According to Oosthuizen, the most realistic model for South Africa involves the state retaining ownership of strategic grid assets while allowing private investors to finance, build, and operate infrastructure under long-term concession agreements.
He argues that the country already has significant local and international investor appetite for energy infrastructure projects, particularly from pension funds and infrastructure-focused capital pools seeking long-duration, stable-return assets. However, that appetite remains conditional.
“The short answer is yes,” he said regarding investor interest. “But appetite depends on revenue predictability, regulatory stability, and protection against retrospective policy changes.” South Africa’s wheeling market, which allows electricity generated by private producers to be transmitted across existing networks to customers in different locations, has expanded rapidly in recent years as businesses seek alternatives to unreliable supply and escalating power costs.
Oosthuizen warns that several structural and regulatory gaps continue to undermine momentum.
Among the key concerns are:
- The absence of standardised wheeling agreements
- Unclear rules governing private investment in grid infrastructure
- Inconsistent municipal approaches to wheeling
- Unpredictable approval timelines from regulators.
He also identified the fragmentation between Eskom and municipal electricity distributors as one of the biggest obstacles to scaling wheeling projects nationally. “The structural disconnect between Eskom’s transmission network and municipal distribution systems remains a major barrier to wheeling at scale,” Oosthuizen said.
While some critics argue that PPP frameworks in South Africa are too slow to respond to the urgency of the energy crisis, Oosthuizen believes practical solutions already exist.
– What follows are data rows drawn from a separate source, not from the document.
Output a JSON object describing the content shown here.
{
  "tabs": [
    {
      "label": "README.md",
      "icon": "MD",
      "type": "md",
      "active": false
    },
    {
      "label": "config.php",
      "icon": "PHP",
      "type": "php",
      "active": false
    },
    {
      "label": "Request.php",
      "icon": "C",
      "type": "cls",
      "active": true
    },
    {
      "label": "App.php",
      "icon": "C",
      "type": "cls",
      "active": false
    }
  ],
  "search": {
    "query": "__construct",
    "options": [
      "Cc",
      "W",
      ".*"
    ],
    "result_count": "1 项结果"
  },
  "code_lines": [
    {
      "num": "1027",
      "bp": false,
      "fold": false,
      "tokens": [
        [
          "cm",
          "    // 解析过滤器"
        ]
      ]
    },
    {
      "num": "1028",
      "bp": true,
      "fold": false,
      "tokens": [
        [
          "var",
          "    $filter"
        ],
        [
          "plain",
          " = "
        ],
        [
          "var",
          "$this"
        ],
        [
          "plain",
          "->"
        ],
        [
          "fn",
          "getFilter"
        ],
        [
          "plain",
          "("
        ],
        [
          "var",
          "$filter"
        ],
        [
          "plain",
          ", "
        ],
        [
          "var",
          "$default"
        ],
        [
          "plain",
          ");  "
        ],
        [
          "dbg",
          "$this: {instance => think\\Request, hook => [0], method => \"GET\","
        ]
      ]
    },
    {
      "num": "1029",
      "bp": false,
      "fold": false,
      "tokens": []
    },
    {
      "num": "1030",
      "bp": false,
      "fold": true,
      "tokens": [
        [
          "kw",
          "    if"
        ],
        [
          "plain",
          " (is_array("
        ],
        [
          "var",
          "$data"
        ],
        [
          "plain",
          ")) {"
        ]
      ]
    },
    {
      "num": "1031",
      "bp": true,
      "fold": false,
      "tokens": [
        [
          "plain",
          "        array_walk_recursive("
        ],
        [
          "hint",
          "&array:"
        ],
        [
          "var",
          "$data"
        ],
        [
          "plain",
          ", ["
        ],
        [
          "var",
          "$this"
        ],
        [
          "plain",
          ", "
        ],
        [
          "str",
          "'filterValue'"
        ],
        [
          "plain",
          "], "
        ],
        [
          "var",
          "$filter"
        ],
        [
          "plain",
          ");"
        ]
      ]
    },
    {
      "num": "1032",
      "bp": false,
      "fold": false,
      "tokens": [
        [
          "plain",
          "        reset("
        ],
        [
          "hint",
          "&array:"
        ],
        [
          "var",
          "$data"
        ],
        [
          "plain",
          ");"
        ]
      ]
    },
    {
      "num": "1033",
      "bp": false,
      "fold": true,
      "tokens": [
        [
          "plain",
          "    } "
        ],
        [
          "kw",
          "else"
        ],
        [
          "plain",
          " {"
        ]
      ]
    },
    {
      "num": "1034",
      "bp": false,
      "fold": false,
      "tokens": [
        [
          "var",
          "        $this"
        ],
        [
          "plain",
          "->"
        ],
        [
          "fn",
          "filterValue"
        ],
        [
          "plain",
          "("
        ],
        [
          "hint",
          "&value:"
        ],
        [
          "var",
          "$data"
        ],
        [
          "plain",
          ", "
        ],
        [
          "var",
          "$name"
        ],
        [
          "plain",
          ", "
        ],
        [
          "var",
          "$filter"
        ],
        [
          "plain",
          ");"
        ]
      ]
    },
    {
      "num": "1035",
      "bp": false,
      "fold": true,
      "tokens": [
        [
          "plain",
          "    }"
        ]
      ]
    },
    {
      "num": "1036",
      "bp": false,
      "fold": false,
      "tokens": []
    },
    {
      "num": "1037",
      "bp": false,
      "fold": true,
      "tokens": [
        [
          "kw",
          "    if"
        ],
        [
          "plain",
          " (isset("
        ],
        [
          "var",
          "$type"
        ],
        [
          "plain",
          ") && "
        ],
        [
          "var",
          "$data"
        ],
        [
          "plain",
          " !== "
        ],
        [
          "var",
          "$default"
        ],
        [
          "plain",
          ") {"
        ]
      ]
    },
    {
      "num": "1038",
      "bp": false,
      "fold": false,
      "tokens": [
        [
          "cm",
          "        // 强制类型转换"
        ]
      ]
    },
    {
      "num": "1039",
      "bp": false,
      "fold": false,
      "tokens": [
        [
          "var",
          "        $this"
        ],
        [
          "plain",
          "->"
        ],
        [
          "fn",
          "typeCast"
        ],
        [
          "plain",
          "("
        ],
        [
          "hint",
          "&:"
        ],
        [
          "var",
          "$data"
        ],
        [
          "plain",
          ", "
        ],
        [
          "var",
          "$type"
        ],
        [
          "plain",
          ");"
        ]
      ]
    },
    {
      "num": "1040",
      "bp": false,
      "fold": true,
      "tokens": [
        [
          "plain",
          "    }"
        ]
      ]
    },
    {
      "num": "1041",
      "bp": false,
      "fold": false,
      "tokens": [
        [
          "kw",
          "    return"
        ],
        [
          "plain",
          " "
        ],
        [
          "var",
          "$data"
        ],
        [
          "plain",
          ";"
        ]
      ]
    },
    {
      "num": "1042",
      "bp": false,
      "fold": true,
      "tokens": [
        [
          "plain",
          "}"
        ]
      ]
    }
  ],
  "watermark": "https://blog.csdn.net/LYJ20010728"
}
He points to hybrid PPP models, phased implementation strategies, and standardised project documentation as mechanisms that could significantly accelerate infrastructure rollout.
He also stressed that Development Finance Institutions (DFIs) should focus on reducing risk rather than replacing private investment. “The role of public capital is to unlock private capital, not replace it,” he said, advocating for tools such as first-loss capital structures, construction guarantees, and political risk cover to improve project bankability.
Oosthuizen warned that poorly structured projects continue to repeat common mistakes, including overreliance on volumetric revenue models, unrealistic development timelines, and assumptions that policy frameworks will eventually align with commercial agreements.
Despite these challenges, he remains optimistic that South Africa has both the expertise and capital needed to modernise its electricity infrastructure. “I believe there is a significant pool of skills and knowledge within both the private and public sector that would enable us to move forward and build the grid together,” he said.
As South Africa accelerates its energy transition and grapples with the demands of a rapidly changing power market, the success of future grid expansion may ultimately hinge on one issue above all others: trust that the rules of the game will remain stable long enough for investors to commit billions to the country’s energy future.